While we explore a possible ONNX exporter based on lowering a FX graph leveraging ONNX Script as a high level ONNX API, we hit a conundrum.
Currently, aten/src/ATen/native/native_functions.yaml
already provides type annotations for both input and output, some of the types, such as Tensor
, do not specify the actual data type dtype
they support. E.g., Tensor[torch.float32]
, Tensor[torch.float64]
or even Tensor[torch.bool]
if that tensor belongs to a boolean mask.
Although for PyTorch the Tensor
type generalization does not pose a problem as it has dtype
and data
attributes to help users handling/representing any underlying data type, ONNX Script leverages ONNX Function in a way the exact Tensor.dtype
is needed to map between a FX symbol, say aten::scaled_dot_product_attention
to either def _aten_scaled_dot_product_attention(query: TFloat, key: TFloat, value: TFloat, attn_mask: BOOL, ...)
or def aten_scaled_dot_product_attention(query: TFloat, key: TFloat, value: TFloat, attn_mask: TFloat, ...)
. The former ONNX function expects attn_mask
to be a Tensor.float32
while the latter expects a Torch.bool
.
One could workaround such limitation by mapping several ONNX functions to a single ATen operator and then implement extra logic to dispatch to the appropriate dtype variant. That costs time and add extra complexity. and we wonder if we could do better by expanding current type annotation on native_functions.yaml
to include such dtype
information.
Taking aten::scaled_dot_product_attention
as an example, the original declaration might changed from
- func: scaled_dot_product_attention(Tensor query, Tensor key, Tensor value, Tensor? attn_mask=None, float dropout_p=0.0, bool is_causal=False, *, float? scale=None) -> Tensor
python_module: nn
variants: function
autogen: scaled_dot_product_attention.out
to
- func: scaled_dot_product_attention(Tensor[torch.float32] query, Tensor[torch.float32] key, Tensor value[torch.float32], Tensor[torch.float32,torch.bool]? attn_mask=None, float dropout_p=0.0, bool is_causal=False, *, float? scale=None) -> Tensor[torch.fooat32]
python_module: nn
variants: function
autogen: scaled_dot_product_attention.out
The notation above is quiet verbose as it needs to be repeated over over across all inputs and output arguments and also across all func
.
Another attempt would be:
- func: scaled_dot_product_attention(T query, T key, T value, U? attn_mask=None, float dropout_p=0.0, bool is_causal=False, *, float? scale=None) -> T
python_module: nn
variants: function
autogen: scaled_dot_product_attention.out
type_constraints: {T: [torch.float32,torch.float64], U: [torch.float32, torch.bool]}
In this approach, type_constraints
is declared once per func
and defines all dtypes variants for each argument, which then can be reused amongst all arguments within the func
. That does not solve the repetion across func
s, thuogh
Yet another approach would be extending the previous one with global definitions of types that all func
s could use, saving type_constrains
for very specific scenarios.
Again, the main idea is to parse the yaml file and learn all type variations each aten func might have so that we can provision ONNX implementation for each. This would be needed because ONNX/ONNX Script have static typing, which prevents us from having a single ONNX implementation for all type variation for a given input.

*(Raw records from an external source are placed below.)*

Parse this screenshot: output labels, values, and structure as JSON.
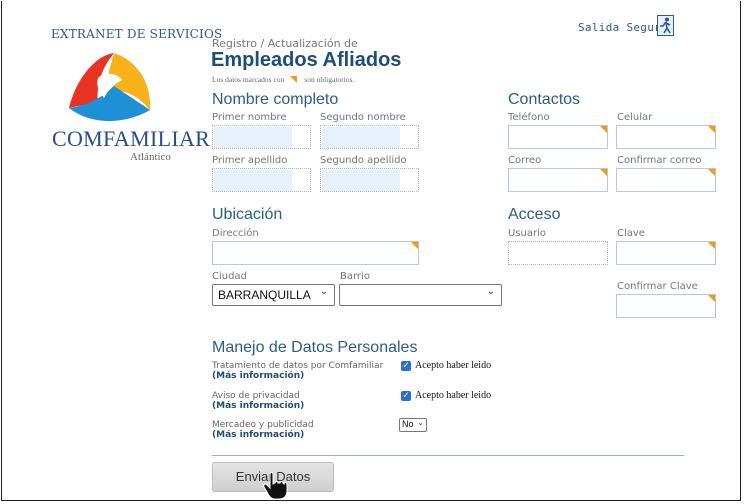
{
  "sidebar": {
    "title": "EXTRANET DE SERVICIOS",
    "logo_text": "COMFAMILIAR",
    "logo_sub": "Atlántico"
  },
  "header": {
    "subtitle": "Registro / Actualización de",
    "title": "Empleados Afliados",
    "required_note_prefix": "Los datos marcados con",
    "required_note_suffix": "son obligatorios.",
    "safe_exit": "Salida Segura"
  },
  "sections": {
    "nombre": "Nombre completo",
    "contactos": "Contactos",
    "ubicacion": "Ubicación",
    "acceso": "Acceso",
    "datos": "Manejo de Datos Personales"
  },
  "labels": {
    "primer_nombre": "Primer nombre",
    "segundo_nombre": "Segundo nombre",
    "primer_apellido": "Primer apellido",
    "segundo_apellido": "Segundo apellido",
    "telefono": "Teléfono",
    "celular": "Celular",
    "correo": "Correo",
    "confirmar_correo": "Confirmar correo",
    "direccion": "Dirección",
    "usuario": "Usuario",
    "clave": "Clave",
    "ciudad": "Ciudad",
    "barrio": "Barrio",
    "confirmar_clave": "Confirmar Clave"
  },
  "selects": {
    "ciudad_value": "BARRANQUILLA",
    "barrio_value": "",
    "mercadeo_value": "No"
  },
  "datos": {
    "tratamiento": "Tratamiento de datos por Comfamiliar",
    "aviso": "Aviso de privacidad",
    "mercadeo": "Mercadeo y publicidad",
    "mas_info": "(Más información)",
    "acepto": "Acepto haber leido"
  },
  "button": {
    "enviar": "Enviar Datos"
  },
  "colors": {
    "accent": "#2d5c8a",
    "required_mark": "#f39a0e",
    "title": "#1f4d7a"
  }
}
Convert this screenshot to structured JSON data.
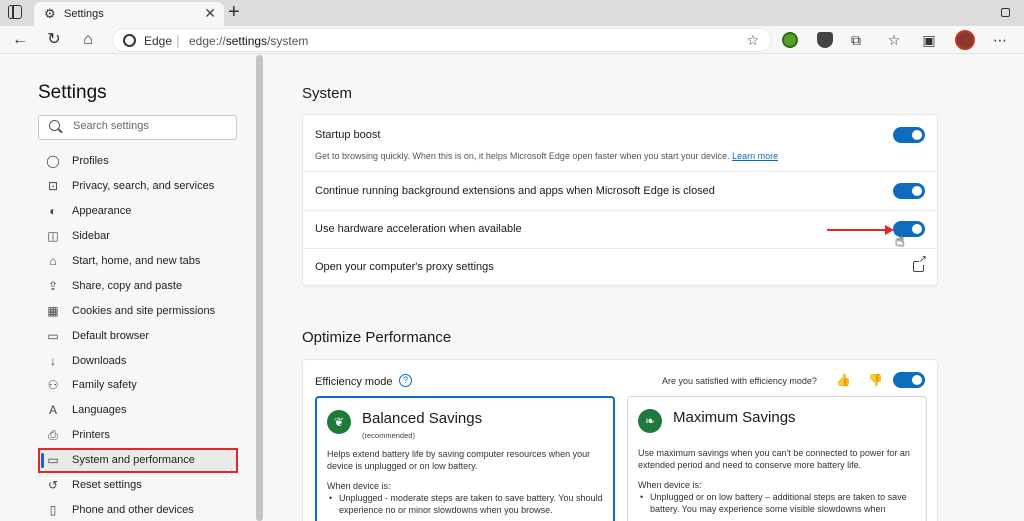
{
  "tab": {
    "title": "Settings"
  },
  "address": {
    "site": "Edge",
    "url_prefix": "edge://",
    "url_path": "settings",
    "url_suffix": "/system"
  },
  "sidebar": {
    "title": "Settings",
    "search_placeholder": "Search settings",
    "items": [
      {
        "label": "Profiles",
        "icon": "profile-icon"
      },
      {
        "label": "Privacy, search, and services",
        "icon": "lock-icon"
      },
      {
        "label": "Appearance",
        "icon": "palette-icon"
      },
      {
        "label": "Sidebar",
        "icon": "sidebar-icon"
      },
      {
        "label": "Start, home, and new tabs",
        "icon": "home-icon"
      },
      {
        "label": "Share, copy and paste",
        "icon": "share-icon"
      },
      {
        "label": "Cookies and site permissions",
        "icon": "cookie-icon"
      },
      {
        "label": "Default browser",
        "icon": "browser-icon"
      },
      {
        "label": "Downloads",
        "icon": "download-icon"
      },
      {
        "label": "Family safety",
        "icon": "family-icon"
      },
      {
        "label": "Languages",
        "icon": "language-icon"
      },
      {
        "label": "Printers",
        "icon": "printer-icon"
      },
      {
        "label": "System and performance",
        "icon": "laptop-icon"
      },
      {
        "label": "Reset settings",
        "icon": "reset-icon"
      },
      {
        "label": "Phone and other devices",
        "icon": "phone-icon"
      }
    ]
  },
  "system": {
    "heading": "System",
    "startup_boost": "Startup boost",
    "startup_desc": "Get to browsing quickly. When this is on, it helps Microsoft Edge open faster when you start your device.",
    "learn_more": "Learn more",
    "background": "Continue running background extensions and apps when Microsoft Edge is closed",
    "hardware": "Use hardware acceleration when available",
    "proxy": "Open your computer's proxy settings"
  },
  "performance": {
    "heading": "Optimize Performance",
    "efficiency_mode": "Efficiency mode",
    "satisfied": "Are you satisfied with efficiency mode?",
    "balanced": {
      "name": "Balanced Savings",
      "tag": "(recommended)",
      "desc": "Helps extend battery life by saving computer resources when your device is unplugged or on low battery.",
      "when": "When device is:",
      "bullet1": "Unplugged - moderate steps are taken to save battery. You should experience no or minor slowdowns when you browse."
    },
    "maximum": {
      "name": "Maximum Savings",
      "desc": "Use maximum savings when you can't be connected to power for an extended period and need to conserve more battery life.",
      "when": "When device is:",
      "bullet1": "Unplugged or on low battery – additional steps are taken to save battery. You may experience some visible slowdowns when"
    }
  },
  "colors": {
    "accent": "#0f6cbd",
    "highlight": "#e3262a"
  }
}
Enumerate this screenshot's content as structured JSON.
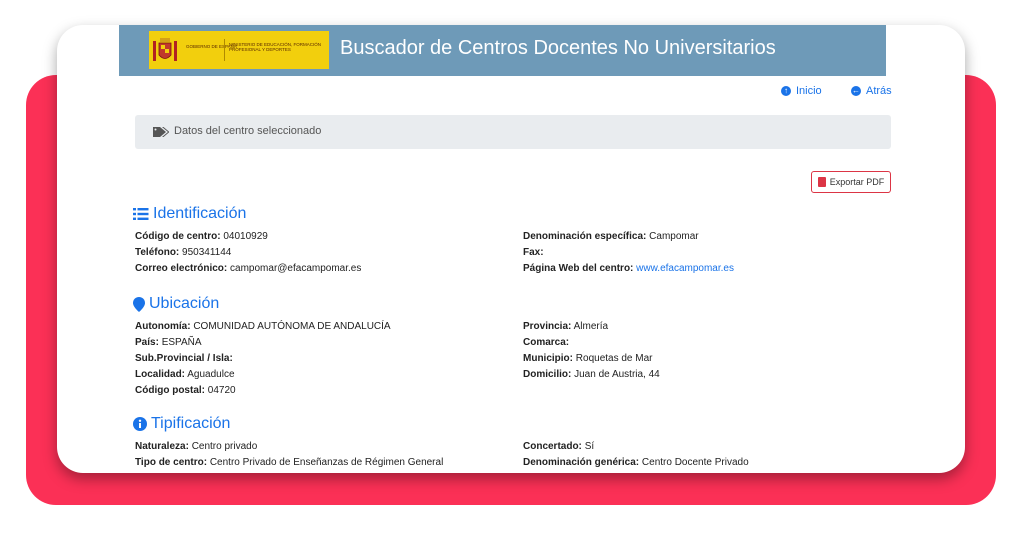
{
  "header": {
    "title": "Buscador de Centros Docentes No Universitarios",
    "logo_gobierno": "GOBIERNO DE ESPAÑA",
    "logo_ministerio": "MINISTERIO DE EDUCACIÓN, FORMACIÓN PROFESIONAL Y DEPORTES"
  },
  "nav": {
    "inicio": "Inicio",
    "atras": "Atrás"
  },
  "breadcrumb": "Datos del centro seleccionado",
  "export_pdf": "Exportar PDF",
  "sections": {
    "identificacion": {
      "title": "Identificación",
      "codigo_label": "Código de centro:",
      "codigo": "04010929",
      "telefono_label": "Teléfono:",
      "telefono": "950341144",
      "correo_label": "Correo electrónico:",
      "correo": "campomar@efacampomar.es",
      "denominacion_label": "Denominación específica:",
      "denominacion": "Campomar",
      "fax_label": "Fax:",
      "fax": "",
      "web_label": "Página Web del centro:",
      "web": "www.efacampomar.es"
    },
    "ubicacion": {
      "title": "Ubicación",
      "autonomia_label": "Autonomía:",
      "autonomia": "COMUNIDAD AUTÓNOMA DE ANDALUCÍA",
      "pais_label": "País:",
      "pais": "ESPAÑA",
      "subprov_label": "Sub.Provincial / Isla:",
      "subprov": "",
      "localidad_label": "Localidad:",
      "localidad": "Aguadulce",
      "cp_label": "Código postal:",
      "cp": "04720",
      "provincia_label": "Provincia:",
      "provincia": "Almería",
      "comarca_label": "Comarca:",
      "comarca": "",
      "municipio_label": "Municipio:",
      "municipio": "Roquetas de Mar",
      "domicilio_label": "Domicilio:",
      "domicilio": "Juan de Austria, 44"
    },
    "tipificacion": {
      "title": "Tipificación",
      "naturaleza_label": "Naturaleza:",
      "naturaleza": "Centro privado",
      "tipo_label": "Tipo de centro:",
      "tipo": "Centro Privado de Enseñanzas de Régimen General",
      "concertado_label": "Concertado:",
      "concertado": "Sí",
      "generica_label": "Denominación genérica:",
      "generica": "Centro Docente Privado"
    }
  },
  "colors": {
    "accent": "#1a73e8",
    "header": "#6e9ab8",
    "background_card": "#fb3056",
    "pdf": "#dc3545"
  }
}
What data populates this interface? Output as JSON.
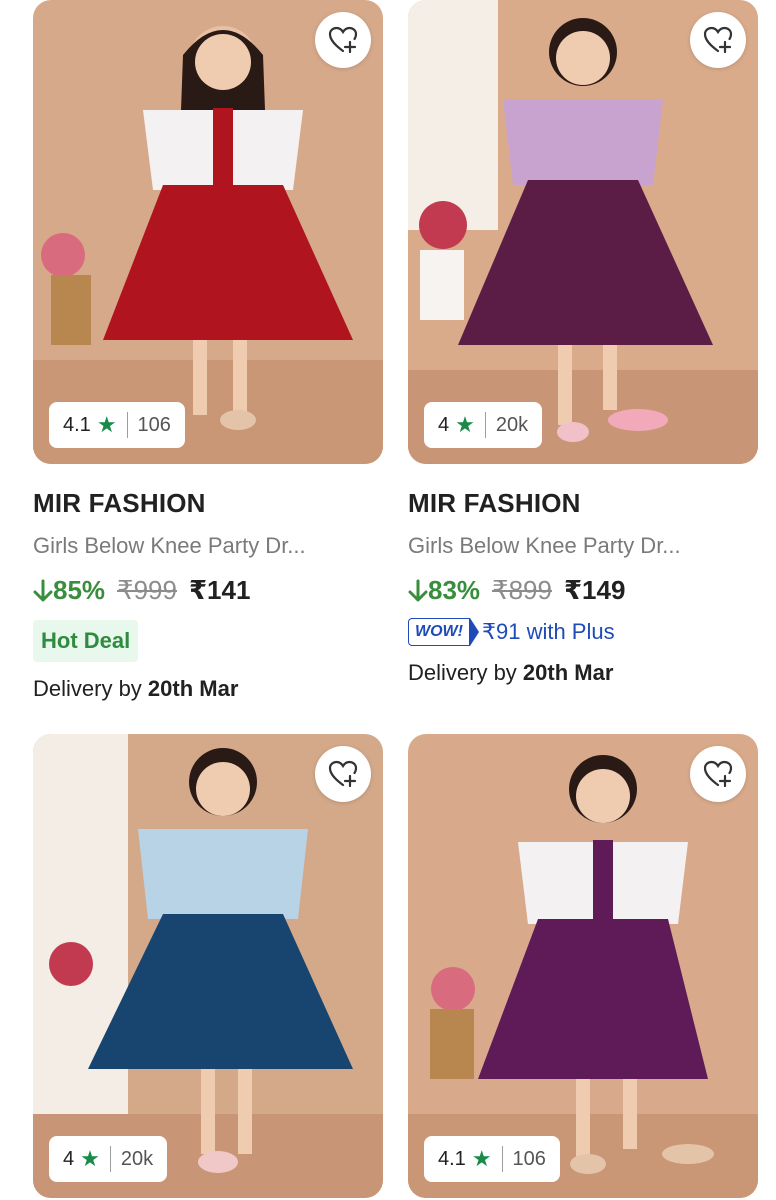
{
  "products": [
    {
      "brand": "MIR FASHION",
      "title": "Girls Below Knee Party Dr...",
      "rating": "4.1",
      "rating_count": "106",
      "discount": "85%",
      "mrp": "₹999",
      "price": "₹141",
      "badge": "Hot Deal",
      "delivery_prefix": "Delivery by ",
      "delivery_date": "20th Mar",
      "colors": {
        "dress": "#b0151f",
        "top": "#f4f1f2",
        "bg": "#d7a98b"
      }
    },
    {
      "brand": "MIR FASHION",
      "title": "Girls Below Knee Party Dr...",
      "rating": "4",
      "rating_count": "20k",
      "discount": "83%",
      "mrp": "₹899",
      "price": "₹149",
      "plus_badge": "WOW!",
      "plus_text": "₹91 with Plus",
      "delivery_prefix": "Delivery by ",
      "delivery_date": "20th Mar",
      "colors": {
        "dress": "#5b1d46",
        "top": "#c9a3cf",
        "bg": "#d9ab8b"
      }
    },
    {
      "rating": "4",
      "rating_count": "20k",
      "colors": {
        "dress": "#17456f",
        "top": "#b9d3e6",
        "bg": "#d3a98a"
      }
    },
    {
      "rating": "4.1",
      "rating_count": "106",
      "colors": {
        "dress": "#5f1b58",
        "top": "#f4f1f3",
        "bg": "#d8aa8b"
      }
    }
  ],
  "icons": {
    "wishlist": "heart-plus-icon",
    "star": "star-icon",
    "discount_arrow": "arrow-down-icon"
  }
}
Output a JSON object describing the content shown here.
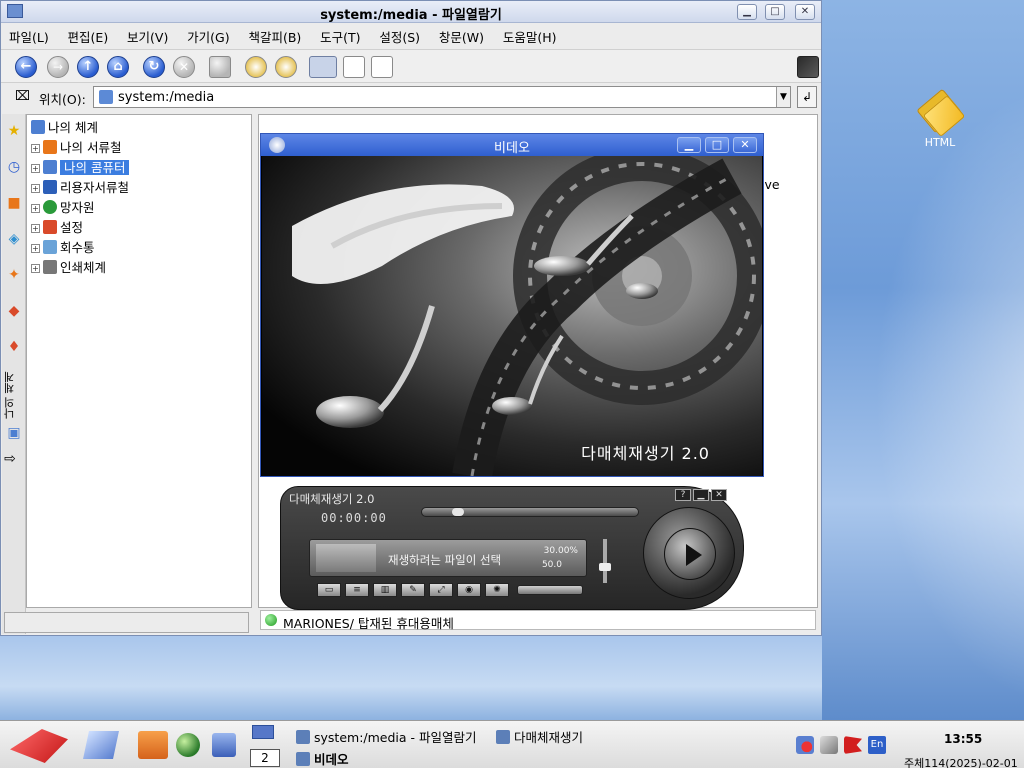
{
  "desktop": {
    "icon_label": "HTML"
  },
  "window": {
    "title": "system:/media - 파일열람기",
    "menu": [
      "파일(L)",
      "편집(E)",
      "보기(V)",
      "가기(G)",
      "책갈피(B)",
      "도구(T)",
      "설정(S)",
      "창문(W)",
      "도움말(H)"
    ],
    "location_label": "위치(O):",
    "location_value": "system:/media",
    "sidebar_tab_label": "나의 체계",
    "tree": [
      {
        "label": "나의 체계",
        "expander": "",
        "selected": false,
        "icon_color": "#4d7fd1"
      },
      {
        "label": "나의 서류철",
        "expander": "+",
        "selected": false,
        "icon_color": "#e8761a"
      },
      {
        "label": "나의 콤퓨터",
        "expander": "+",
        "selected": true,
        "icon_color": "#4d7fd1"
      },
      {
        "label": "리용자서류철",
        "expander": "+",
        "selected": false,
        "icon_color": "#2c5fb8"
      },
      {
        "label": "망자원",
        "expander": "+",
        "selected": false,
        "icon_color": "#2a9a3a"
      },
      {
        "label": "설정",
        "expander": "+",
        "selected": false,
        "icon_color": "#d94a2a"
      },
      {
        "label": "회수통",
        "expander": "+",
        "selected": false,
        "icon_color": "#6aa3d8"
      },
      {
        "label": "인쇄체계",
        "expander": "+",
        "selected": false,
        "icon_color": "#777777"
      }
    ],
    "status_text": "MARIONES/  탑재된 휴대용매체",
    "pane_fragment": "ive"
  },
  "video": {
    "title": "비데오",
    "caption": "다매체재생기 2.0"
  },
  "player": {
    "title": "다매체재생기 2.0",
    "time": "00:00:00",
    "message": "재생하려는 파일이 선택",
    "vol_pct": "30.00%",
    "balance": "50.0"
  },
  "taskbar": {
    "tasks": [
      "system:/media - 파일열람기",
      "다매체재생기",
      "비데오"
    ],
    "desktop_number": "2",
    "time": "13:55",
    "date": "주체114(2025)-02-01",
    "lang": "En"
  },
  "colors": {
    "selection": "#3b7de0",
    "title_blue": "#2f5fcf"
  }
}
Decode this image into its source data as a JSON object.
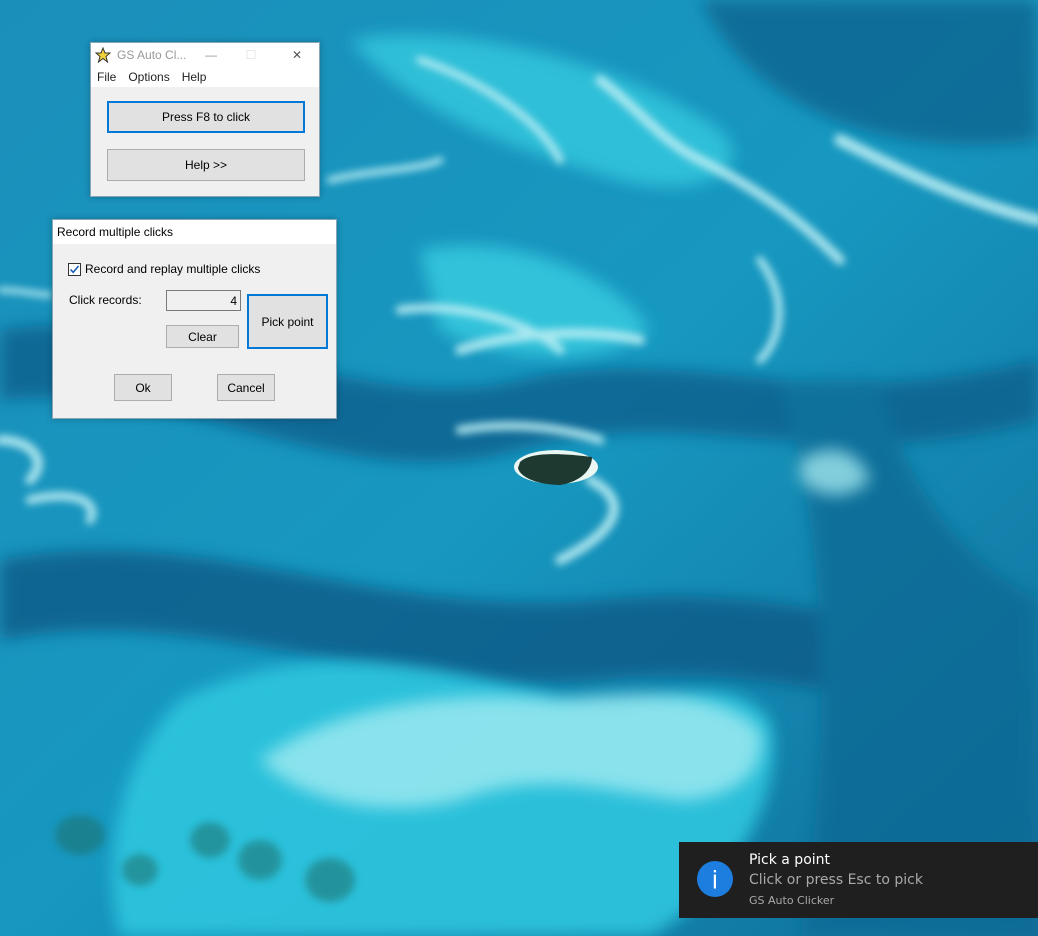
{
  "desktop": {
    "wallpaper": "aerial-ocean-sandbars",
    "colors": {
      "deep": "#0b5f8a",
      "mid": "#1aa0c4",
      "shallow": "#3fd0e4",
      "sand": "#bff2f6",
      "island": "#1d3a2e"
    }
  },
  "app_window": {
    "title": "GS Auto Cl...",
    "icon": "star-icon",
    "controls": {
      "minimize": "—",
      "maximize": "☐",
      "close": "✕"
    },
    "menu": [
      {
        "label": "File"
      },
      {
        "label": "Options"
      },
      {
        "label": "Help"
      }
    ],
    "buttons": {
      "primary": "Press F8 to click",
      "help": "Help >>"
    }
  },
  "dialog": {
    "title": "Record multiple clicks",
    "checkbox": {
      "label": "Record and replay multiple clicks",
      "checked": true
    },
    "click_records_label": "Click records:",
    "click_records_value": "4",
    "buttons": {
      "clear": "Clear",
      "pick_point": "Pick point",
      "ok": "Ok",
      "cancel": "Cancel"
    }
  },
  "toast": {
    "icon": "info-icon",
    "title": "Pick a point",
    "body": "Click or press Esc to pick",
    "source": "GS Auto Clicker",
    "accent": "#1e7ee0"
  }
}
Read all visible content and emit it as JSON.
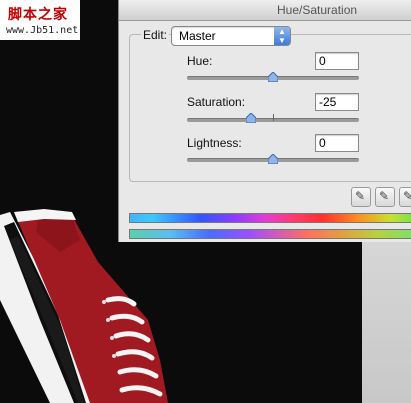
{
  "watermark": {
    "title": "脚本之家",
    "url": "www.Jb51.net"
  },
  "dialog": {
    "title": "Hue/Saturation",
    "edit_label": "Edit:",
    "edit_value": "Master",
    "hue": {
      "label": "Hue:",
      "value": "0"
    },
    "saturation": {
      "label": "Saturation:",
      "value": "-25"
    },
    "lightness": {
      "label": "Lightness:",
      "value": "0"
    }
  },
  "icons": [
    "eyedropper-icon",
    "eyedropper-plus-icon",
    "eyedropper-minus-icon"
  ],
  "colors": {
    "shoe_red": "#a11a22",
    "background": "#0b0b0b",
    "dialog_bg": "#e8e8e8"
  }
}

However, this approach could be expanded to maybe implement the cast policy for Autocast
. Instead of manually registering the cast policy for each operator, we could annotate the func entries with such information and have autocast code automatically generated based on that
, as suggested by pytorch/autocast_mode.cpp
Another application might be enforcing runtime type check at the dispatch level to make sure kernels are not being called with unexpected input.